Este artigo demonstrou que o intenso trânsito de intelectuais e impressos entre o Brasil, a Argentina e o Uruguai serviram para dinamizar a luta antifascista tanto no plano interno aos países quanto no âmbito internacional. Da mesma forma, os deslocamentos e as trocas realizadas no seio da luta antifascista serviram para reforçar o caráter transnacional do antifascismo, que possuía características locais e ao mesmo tempo globais.

Neste contexto, o exílio de intelectuais foi mais um elemento que favoreceu os intercâmbios políticos e culturais. Por meio das atividades de imprensa, da publicação de jornais e revistas, da inserção de reportagens e relatos nos meios impressos já existentes, da circulação de correspondências, da tradução e publicação de livros e da participação de atos públicos, estes intelectuais auxiliaram a fortalecer a luta contra os governos autoritários e contra o fascismo.

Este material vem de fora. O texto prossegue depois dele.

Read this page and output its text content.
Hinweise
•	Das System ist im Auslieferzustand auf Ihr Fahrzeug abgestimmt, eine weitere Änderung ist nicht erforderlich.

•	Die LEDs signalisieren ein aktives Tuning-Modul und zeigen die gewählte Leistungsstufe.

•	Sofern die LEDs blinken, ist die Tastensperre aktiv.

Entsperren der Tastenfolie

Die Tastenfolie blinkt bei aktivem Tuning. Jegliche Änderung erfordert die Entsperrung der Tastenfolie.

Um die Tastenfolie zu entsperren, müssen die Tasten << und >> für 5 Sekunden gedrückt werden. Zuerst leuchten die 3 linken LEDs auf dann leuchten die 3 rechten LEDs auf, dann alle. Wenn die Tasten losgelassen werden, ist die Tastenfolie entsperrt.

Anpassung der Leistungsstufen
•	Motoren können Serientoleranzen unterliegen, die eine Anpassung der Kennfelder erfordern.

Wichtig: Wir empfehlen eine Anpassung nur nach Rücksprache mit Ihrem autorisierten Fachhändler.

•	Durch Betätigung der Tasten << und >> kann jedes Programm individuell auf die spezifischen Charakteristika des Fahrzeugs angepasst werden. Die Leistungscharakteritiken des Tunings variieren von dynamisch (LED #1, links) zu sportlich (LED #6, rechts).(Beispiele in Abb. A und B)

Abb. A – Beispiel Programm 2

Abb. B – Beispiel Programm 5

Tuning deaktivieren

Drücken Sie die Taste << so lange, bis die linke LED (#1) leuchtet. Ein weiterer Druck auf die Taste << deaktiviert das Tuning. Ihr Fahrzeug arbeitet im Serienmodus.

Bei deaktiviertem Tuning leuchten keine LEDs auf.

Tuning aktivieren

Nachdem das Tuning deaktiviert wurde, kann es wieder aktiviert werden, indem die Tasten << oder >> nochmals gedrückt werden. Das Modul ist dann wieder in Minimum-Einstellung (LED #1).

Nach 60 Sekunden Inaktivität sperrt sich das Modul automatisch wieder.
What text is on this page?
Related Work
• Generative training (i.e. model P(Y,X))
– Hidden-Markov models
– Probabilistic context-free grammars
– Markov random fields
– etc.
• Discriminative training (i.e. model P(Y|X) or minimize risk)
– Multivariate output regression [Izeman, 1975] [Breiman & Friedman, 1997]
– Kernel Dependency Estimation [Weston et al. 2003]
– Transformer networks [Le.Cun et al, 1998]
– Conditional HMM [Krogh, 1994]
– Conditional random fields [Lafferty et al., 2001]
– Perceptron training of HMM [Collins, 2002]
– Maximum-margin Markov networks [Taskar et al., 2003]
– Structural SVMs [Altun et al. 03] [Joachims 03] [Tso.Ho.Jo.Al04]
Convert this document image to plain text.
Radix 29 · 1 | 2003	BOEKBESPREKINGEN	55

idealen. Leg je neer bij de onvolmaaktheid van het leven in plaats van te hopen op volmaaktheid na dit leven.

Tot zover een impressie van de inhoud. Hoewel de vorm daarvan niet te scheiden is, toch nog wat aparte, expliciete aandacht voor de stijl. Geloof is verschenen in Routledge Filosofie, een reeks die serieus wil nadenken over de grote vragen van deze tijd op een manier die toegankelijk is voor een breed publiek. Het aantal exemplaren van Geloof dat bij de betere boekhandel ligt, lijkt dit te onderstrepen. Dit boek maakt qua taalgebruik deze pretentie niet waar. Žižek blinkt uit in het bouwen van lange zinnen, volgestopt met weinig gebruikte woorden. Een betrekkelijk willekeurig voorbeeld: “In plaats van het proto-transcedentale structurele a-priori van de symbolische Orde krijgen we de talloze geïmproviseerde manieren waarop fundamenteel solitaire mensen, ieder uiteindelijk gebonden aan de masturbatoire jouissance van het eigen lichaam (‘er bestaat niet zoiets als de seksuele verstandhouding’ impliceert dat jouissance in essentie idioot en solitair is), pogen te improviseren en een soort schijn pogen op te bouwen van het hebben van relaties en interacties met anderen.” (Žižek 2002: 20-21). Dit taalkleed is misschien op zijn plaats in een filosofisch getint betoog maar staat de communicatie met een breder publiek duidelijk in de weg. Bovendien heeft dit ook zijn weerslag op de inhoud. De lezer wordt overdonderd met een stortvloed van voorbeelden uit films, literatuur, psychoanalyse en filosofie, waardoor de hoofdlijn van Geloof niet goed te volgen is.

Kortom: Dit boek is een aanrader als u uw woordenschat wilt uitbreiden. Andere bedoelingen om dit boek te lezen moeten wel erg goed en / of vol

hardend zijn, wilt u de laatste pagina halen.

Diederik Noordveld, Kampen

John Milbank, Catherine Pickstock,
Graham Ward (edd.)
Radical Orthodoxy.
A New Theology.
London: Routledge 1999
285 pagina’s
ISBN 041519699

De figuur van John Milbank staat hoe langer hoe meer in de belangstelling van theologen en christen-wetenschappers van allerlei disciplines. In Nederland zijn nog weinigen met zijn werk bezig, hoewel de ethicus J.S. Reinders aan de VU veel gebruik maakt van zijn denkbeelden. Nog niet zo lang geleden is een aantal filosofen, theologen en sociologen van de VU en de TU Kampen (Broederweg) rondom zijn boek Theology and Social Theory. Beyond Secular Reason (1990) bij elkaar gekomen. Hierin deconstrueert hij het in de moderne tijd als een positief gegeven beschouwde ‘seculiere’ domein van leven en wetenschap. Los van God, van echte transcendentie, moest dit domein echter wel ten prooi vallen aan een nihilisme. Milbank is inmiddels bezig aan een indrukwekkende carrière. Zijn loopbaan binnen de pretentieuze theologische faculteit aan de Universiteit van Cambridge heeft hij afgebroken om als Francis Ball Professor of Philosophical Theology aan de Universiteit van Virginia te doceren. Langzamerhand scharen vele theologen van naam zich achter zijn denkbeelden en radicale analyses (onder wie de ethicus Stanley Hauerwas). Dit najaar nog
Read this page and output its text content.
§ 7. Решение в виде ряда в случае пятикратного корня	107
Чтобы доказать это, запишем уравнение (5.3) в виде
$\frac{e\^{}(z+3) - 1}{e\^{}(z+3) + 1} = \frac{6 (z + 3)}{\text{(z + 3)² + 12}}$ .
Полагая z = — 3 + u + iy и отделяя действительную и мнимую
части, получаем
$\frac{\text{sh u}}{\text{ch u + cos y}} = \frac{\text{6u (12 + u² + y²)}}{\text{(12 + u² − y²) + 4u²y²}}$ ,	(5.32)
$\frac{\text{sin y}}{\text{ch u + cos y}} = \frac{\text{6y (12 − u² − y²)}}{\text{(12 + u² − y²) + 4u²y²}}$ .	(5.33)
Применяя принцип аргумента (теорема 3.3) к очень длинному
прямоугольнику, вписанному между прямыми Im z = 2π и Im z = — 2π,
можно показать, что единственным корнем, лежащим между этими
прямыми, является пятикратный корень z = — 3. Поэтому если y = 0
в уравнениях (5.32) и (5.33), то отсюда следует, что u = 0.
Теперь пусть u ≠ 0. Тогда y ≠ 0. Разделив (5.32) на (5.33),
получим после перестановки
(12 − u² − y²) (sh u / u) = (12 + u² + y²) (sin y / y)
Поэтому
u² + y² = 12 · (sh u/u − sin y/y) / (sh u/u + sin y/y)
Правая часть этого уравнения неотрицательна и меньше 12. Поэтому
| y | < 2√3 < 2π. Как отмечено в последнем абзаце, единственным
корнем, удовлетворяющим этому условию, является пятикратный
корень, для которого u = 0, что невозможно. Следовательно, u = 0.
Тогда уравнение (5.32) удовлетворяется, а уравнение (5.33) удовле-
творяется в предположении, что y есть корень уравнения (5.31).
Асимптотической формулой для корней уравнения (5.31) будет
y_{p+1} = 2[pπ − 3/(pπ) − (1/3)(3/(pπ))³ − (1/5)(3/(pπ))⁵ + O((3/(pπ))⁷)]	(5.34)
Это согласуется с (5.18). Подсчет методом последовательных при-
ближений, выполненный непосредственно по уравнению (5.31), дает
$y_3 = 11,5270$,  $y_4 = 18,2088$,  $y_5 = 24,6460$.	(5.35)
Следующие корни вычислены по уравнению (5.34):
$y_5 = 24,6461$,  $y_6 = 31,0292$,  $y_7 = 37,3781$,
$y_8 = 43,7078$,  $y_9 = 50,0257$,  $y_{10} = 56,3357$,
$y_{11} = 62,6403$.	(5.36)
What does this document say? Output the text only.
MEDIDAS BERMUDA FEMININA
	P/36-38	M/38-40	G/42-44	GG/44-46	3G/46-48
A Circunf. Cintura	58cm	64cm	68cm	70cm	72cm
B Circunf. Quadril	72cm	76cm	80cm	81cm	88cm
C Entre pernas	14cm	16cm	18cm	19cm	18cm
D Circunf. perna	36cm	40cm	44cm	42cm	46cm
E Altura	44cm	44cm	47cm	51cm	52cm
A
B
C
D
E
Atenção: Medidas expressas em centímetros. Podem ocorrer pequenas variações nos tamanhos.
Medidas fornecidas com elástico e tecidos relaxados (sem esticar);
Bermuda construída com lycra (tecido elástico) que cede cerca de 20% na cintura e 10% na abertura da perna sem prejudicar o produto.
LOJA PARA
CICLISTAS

O exílio dos brasileiros nos países do Prata serviu ainda para a divulgação da situação política brasileira nos países vizinhos, ao intercâmbio cultural e à articulação de uma solidariedade aos presos políticos encarcerados naquele momento no Brasil. Ao colocar a situação brasileira em destaque, as pressões internacionais e a visibilidade da própria causa fizeram com que a Aliança Nacional Libertadora (ANL) parecesse estar mais atuante do que a dura realidade da repressão policial no país permitia.